Johnny Campbell

Personal information
- Date of birth: 7 March 1910
- Place of birth: Stevenston, Scotland
- Date of death: 6 July 1999 (aged 89)
- Height: 5 ft 10+1⁄2 in (1.79 m)
- Position: Forward

Senior career*
- Years: Team / Apps / (Gls)
- Dalry Thistle
- 1931–1933: Leicester City / 21 / (12)
- 1933–1939: Lincoln City / 184 / (104)
- 1939–194?: Scunthorpe & Lindsey United
- 194?–19??: Lincoln Co-op

= Johnny Campbell (footballer, born 1910) =

Scottish footballer

John Campbell (7 March 1910 – 6 July 1999) was a Scottish professional footballer who scored 116 goals from 205 games in the Football League playing as a forward for Leicester City and Lincoln City.

==Career==
Campbell was born in Stevenston, Ayrshire. He gave up his chemistry studies to join English First Division club Leicester City, together with John Calder, his teammate at junior club Dalry Thistle, in July 1931. He scored on his debut for the club, against Birmingham in December 1932, but despite a respectable goal return – 14 goals from 22 games – he failed to establish himself in the first team. A year later he signed for Lincoln City for a fee of £1,250, then a club record, but was unable to help the club avoid relegation to the Third Division North at the end of the 1933–34 Football League season.

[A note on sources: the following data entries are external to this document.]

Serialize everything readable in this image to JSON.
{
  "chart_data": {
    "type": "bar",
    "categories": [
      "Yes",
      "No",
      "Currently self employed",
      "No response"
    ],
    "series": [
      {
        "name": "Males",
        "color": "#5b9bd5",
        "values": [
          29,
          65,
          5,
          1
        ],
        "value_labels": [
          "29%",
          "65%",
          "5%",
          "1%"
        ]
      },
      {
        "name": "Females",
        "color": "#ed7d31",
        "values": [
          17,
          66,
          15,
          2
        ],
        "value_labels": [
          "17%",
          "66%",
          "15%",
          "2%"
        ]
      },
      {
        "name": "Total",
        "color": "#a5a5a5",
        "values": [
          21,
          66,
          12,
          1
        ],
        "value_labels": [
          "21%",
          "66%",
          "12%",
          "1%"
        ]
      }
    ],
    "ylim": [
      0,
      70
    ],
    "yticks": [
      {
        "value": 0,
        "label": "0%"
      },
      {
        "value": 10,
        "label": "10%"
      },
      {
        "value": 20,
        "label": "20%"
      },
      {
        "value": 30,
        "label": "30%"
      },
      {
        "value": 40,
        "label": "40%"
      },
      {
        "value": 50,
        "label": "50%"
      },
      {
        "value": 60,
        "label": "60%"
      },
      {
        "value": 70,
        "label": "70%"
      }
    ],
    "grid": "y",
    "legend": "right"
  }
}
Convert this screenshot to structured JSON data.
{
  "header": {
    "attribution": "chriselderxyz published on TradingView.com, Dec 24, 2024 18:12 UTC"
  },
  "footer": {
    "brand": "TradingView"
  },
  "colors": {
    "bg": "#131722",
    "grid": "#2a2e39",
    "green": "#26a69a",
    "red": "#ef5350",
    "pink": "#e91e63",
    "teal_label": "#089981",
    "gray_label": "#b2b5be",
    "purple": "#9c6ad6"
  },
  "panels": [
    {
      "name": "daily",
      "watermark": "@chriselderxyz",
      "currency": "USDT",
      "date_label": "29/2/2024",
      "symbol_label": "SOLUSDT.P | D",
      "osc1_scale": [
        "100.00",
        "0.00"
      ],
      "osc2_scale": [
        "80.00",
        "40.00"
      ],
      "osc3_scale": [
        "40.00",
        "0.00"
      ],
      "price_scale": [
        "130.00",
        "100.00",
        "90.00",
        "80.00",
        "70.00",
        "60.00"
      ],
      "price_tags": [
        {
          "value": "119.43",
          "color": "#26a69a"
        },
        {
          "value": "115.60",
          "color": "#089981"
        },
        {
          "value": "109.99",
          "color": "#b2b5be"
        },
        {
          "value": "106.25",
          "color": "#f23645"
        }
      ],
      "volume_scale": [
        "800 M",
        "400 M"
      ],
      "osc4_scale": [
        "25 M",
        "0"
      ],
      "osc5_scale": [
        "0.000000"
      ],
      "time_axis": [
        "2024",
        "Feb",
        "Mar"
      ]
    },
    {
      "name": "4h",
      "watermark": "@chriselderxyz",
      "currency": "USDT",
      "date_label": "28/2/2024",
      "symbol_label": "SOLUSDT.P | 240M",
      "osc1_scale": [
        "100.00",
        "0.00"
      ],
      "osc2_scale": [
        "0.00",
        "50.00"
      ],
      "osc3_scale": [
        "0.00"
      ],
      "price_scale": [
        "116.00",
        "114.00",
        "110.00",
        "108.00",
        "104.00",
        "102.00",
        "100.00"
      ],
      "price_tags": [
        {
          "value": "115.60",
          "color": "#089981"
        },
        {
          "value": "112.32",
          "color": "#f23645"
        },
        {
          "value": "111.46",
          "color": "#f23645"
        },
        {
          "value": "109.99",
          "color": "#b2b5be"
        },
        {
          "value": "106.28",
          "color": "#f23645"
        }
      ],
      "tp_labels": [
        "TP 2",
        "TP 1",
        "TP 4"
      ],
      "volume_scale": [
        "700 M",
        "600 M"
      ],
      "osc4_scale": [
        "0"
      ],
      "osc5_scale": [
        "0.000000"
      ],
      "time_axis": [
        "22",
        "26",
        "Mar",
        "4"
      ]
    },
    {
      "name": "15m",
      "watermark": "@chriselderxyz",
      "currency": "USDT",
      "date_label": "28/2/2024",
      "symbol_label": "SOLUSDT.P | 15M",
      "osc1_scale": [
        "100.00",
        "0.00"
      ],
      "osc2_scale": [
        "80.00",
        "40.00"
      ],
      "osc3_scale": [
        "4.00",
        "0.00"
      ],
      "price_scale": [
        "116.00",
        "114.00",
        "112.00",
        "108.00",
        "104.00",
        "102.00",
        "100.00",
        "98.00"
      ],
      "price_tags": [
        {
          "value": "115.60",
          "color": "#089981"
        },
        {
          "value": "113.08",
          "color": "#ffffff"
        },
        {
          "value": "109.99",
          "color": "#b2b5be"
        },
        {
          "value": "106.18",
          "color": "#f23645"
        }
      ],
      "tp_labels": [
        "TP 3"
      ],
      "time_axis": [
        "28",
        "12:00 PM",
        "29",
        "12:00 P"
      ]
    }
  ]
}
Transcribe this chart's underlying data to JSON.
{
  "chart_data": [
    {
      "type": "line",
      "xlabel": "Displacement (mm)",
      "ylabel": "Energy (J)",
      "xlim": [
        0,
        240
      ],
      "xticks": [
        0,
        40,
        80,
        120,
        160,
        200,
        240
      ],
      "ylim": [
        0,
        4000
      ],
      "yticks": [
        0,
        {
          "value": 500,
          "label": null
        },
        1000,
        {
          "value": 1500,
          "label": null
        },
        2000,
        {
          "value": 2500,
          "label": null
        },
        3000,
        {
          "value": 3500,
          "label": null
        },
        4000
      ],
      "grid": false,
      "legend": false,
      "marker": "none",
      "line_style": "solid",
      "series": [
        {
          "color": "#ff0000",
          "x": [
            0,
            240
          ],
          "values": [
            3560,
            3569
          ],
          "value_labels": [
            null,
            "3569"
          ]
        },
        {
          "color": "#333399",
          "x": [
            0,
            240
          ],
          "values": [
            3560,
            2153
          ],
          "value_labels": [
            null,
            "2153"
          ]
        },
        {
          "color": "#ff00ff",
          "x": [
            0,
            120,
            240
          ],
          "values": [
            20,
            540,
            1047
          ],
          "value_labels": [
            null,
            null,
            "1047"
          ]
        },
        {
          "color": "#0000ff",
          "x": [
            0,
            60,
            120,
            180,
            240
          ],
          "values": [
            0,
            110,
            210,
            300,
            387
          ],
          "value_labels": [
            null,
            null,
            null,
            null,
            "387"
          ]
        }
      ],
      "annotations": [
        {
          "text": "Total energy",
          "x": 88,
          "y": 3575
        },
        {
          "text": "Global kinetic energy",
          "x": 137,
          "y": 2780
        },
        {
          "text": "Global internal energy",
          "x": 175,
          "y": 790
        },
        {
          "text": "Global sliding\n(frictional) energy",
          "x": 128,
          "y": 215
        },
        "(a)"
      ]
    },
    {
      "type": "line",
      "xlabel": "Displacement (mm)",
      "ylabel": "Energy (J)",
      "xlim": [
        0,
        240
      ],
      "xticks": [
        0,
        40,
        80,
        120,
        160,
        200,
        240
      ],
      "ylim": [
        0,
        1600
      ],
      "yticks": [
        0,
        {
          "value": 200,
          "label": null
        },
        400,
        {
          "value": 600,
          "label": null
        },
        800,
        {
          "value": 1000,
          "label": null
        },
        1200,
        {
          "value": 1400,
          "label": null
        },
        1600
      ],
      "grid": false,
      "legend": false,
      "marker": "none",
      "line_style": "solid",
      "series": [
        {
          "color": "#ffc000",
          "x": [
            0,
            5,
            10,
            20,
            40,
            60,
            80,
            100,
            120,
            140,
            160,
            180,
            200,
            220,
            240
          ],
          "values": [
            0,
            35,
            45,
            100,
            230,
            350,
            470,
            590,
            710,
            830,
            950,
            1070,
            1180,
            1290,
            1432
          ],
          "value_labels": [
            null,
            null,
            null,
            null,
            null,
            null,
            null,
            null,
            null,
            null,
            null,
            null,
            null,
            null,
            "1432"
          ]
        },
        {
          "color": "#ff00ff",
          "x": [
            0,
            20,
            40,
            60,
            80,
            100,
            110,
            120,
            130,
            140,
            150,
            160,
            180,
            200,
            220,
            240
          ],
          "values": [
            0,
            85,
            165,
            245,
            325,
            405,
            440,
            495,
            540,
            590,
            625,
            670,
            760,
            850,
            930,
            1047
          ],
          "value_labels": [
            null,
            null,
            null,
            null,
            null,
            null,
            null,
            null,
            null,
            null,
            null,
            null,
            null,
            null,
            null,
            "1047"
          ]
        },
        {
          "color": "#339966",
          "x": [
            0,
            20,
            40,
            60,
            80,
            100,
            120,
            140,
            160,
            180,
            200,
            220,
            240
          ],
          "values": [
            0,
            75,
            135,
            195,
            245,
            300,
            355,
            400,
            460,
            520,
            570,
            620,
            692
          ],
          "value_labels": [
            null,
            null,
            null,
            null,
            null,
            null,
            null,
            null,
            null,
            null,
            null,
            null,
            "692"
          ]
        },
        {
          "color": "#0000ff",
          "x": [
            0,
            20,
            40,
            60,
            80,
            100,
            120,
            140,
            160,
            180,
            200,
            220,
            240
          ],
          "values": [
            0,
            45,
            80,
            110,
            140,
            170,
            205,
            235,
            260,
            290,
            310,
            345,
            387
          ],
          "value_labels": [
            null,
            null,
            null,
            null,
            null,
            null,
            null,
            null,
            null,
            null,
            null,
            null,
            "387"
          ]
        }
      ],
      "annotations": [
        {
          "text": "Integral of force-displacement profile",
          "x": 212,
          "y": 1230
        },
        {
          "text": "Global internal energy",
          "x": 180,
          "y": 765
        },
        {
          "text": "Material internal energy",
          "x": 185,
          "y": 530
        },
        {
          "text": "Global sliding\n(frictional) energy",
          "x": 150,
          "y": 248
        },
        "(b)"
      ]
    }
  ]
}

Once moved to play at centre forward rather than at outside right, Campbell began to score freely, and was Lincoln's top scorer for four consecutive seasons, from 1934–35 to 1937–38. By the time he retired from League football due to injury in the summer of 1939, Campbell had produced 108 goals from only 193 first-team games. He then joined Midland League club Scunthorpe & Lindsey United, returning to Lincoln to play in the wartime competitions.

Campbell went on to complete his studies, earning a degree in chemistry and ophthalmics, and became superintendent chemist/optician for the Lincoln Co-operative Society. He retired in 1975, and died in July 1999 at the age of 89.